Ancak, sesi gece göğünün altında yankılandığında Bai Zemin yalnızca bir düzine metre düşmüştü:
“Güç için Çeviklik!”
Vücudu Örtüşen Rejenerasyon’un karakteristik ilahi altın ışığıyla çevriliydi ve 1900 Çeviklik puanını 1900 Güç puanıyla değiştirmekte tereddüt etmedi.
[Bai Zemin -}
[Güç: 3805]
Kang Guiying gözlerini kıstı ve etrafında mor ve kırmızı parıltıların dans ettiği o parlak altın ışık parıltısını izlerken, doğrudan üzerine düşen genç adamın aurasındaki değişikliği hissettiğinde kalbindeki şaşkınlığa engel olamadı.
“Çok iyi! Ben, Kang Guiying, senin gibi yetenekli bir savaşçının hak ettiği saygıyı sana göstereceğim ve bu sefer geri durmayacağım!”
“Güç Artışı!”
“Hız Artışı!”
Kang Guiying iki becerinin adını bağırdı ve aurası hemen yükseldi.
“Evlat, sakın ölme!”
Boom!
Bu sözleri rüzgârda bırakan Kang Guiying yere bastı ve 800 metre yükseklikte alçalan altın parıltıyla buluşmak üzere gökyüzüne fırladı.
Bai Zemin, şu anda sahip olduğu korkunç güç baskısı nedeniyle vücudundaki her kasın patladığını hissetti.
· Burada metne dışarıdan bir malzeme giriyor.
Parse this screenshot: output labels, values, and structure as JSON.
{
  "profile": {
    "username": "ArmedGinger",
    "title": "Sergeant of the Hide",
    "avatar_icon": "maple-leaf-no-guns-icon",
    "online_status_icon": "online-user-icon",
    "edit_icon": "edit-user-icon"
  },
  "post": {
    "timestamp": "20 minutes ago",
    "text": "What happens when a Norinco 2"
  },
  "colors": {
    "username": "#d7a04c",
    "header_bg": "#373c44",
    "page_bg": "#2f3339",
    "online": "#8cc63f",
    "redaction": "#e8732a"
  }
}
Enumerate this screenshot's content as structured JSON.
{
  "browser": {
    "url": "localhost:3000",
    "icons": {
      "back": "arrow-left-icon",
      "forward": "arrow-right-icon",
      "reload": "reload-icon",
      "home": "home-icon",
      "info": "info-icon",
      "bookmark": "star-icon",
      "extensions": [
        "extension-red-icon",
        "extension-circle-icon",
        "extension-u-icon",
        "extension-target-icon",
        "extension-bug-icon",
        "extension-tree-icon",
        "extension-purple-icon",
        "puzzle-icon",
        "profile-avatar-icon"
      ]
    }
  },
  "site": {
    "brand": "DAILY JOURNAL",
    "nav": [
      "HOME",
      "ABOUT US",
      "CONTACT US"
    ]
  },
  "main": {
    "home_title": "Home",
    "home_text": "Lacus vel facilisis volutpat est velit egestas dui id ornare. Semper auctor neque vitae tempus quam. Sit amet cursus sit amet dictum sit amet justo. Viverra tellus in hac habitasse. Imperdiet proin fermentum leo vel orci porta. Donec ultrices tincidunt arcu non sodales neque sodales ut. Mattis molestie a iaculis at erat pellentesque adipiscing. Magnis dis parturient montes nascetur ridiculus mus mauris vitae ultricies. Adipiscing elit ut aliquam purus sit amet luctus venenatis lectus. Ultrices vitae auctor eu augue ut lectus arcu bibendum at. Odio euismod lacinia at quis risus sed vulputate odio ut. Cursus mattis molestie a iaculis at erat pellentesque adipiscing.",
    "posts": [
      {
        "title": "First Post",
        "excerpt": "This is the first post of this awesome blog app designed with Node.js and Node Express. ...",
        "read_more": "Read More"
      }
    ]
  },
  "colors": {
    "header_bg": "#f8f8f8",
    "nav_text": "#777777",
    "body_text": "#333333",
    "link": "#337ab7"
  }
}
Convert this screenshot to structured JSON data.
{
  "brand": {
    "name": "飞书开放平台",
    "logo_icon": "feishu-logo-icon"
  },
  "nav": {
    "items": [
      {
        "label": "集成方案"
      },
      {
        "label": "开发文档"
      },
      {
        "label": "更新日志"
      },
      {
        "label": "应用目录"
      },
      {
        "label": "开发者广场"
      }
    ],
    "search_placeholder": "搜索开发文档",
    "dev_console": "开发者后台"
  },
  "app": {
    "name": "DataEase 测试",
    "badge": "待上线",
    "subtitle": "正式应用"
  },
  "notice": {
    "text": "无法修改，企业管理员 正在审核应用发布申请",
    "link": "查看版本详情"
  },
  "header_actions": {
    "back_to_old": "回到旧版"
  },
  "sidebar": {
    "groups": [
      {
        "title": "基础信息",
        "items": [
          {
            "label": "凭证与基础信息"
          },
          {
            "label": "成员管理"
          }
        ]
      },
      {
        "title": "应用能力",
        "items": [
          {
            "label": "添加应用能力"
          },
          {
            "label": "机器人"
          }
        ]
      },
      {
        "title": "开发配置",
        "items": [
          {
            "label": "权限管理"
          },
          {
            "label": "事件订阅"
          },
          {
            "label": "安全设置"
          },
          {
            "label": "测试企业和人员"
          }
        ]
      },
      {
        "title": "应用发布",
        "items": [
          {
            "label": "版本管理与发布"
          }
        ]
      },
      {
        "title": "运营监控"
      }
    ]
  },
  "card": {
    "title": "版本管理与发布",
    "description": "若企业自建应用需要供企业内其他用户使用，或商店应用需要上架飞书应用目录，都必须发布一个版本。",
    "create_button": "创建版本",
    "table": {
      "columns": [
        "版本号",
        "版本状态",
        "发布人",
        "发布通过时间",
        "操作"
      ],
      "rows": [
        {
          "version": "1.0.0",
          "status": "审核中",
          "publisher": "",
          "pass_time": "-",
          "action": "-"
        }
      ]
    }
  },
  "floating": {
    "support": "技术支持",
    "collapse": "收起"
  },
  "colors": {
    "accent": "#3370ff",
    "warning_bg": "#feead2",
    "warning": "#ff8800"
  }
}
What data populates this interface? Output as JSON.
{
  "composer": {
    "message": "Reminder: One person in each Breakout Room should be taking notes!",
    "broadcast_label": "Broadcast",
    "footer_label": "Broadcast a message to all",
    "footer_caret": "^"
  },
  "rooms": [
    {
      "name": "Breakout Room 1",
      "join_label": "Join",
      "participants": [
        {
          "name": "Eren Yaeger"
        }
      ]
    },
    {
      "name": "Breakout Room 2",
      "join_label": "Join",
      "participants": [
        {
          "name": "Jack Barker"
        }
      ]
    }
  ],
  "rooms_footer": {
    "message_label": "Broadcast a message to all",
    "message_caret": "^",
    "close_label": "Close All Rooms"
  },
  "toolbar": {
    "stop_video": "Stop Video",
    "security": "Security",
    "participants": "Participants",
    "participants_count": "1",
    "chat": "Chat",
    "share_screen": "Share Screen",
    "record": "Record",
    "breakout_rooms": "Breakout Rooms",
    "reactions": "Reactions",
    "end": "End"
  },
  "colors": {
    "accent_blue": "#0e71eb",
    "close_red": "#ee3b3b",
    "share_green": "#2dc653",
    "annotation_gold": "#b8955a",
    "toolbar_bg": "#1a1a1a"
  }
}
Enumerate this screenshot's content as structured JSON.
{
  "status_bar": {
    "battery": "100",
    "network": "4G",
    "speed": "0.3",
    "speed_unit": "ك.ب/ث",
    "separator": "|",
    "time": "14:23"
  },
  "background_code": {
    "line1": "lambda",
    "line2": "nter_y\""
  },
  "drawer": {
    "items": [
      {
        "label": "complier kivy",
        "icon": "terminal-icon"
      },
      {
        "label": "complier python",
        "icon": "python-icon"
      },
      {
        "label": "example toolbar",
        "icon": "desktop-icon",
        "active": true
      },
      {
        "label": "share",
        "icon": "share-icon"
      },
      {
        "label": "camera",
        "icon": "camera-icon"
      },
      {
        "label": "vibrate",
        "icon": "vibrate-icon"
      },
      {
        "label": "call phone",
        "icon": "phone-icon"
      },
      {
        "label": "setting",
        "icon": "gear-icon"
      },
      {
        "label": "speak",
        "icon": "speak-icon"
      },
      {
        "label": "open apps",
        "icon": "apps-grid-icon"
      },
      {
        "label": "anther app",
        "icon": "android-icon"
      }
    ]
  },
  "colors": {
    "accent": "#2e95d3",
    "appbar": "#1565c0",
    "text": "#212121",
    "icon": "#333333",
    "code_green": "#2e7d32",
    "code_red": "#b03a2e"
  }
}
Önceki yaralarından tam olarak kurtulamamış olan Zemin, Kang Guiying tarafından hırpalanmadan önceki haline kıyasla tamamen farklı bir güç kullanıyordu.
Yine de dişlerini sıktı ve şeytani kırmızı gözlerinde bir kararlılık parıltısı yandı.
“Yerçekimi Manipülasyonu…. x30!!”
Bai Zemin’in düşüş hızı aniden yükseldi ve vücudu, Dünya’nın ses bariyerinin kırılmasının bir sonucu olarak arkasında mor karışımlar ve çatırdayan şimşeklerle birkaç altın ışık halkası bırakan altın bir bulanıklığa dönüştü.
Bu kez Bai Zemin değil, Kang Guiying gafil avlanmıştı. Yaşlı adam bunu fark ettiğinde, Bai Zemin başının hemen üzerinde, 50 metre kadar yukarısındaydı ve silahını ona doğru savuruyordu.
“Çifte Güç!” Kang Guiying kükredi ve tereddüt etmeden yukarı doğru yumruk attı.
Aynı anda Bai Zemin de kükredi:
“Gökleri Gürleten, Yeryüzünü Sarsan!”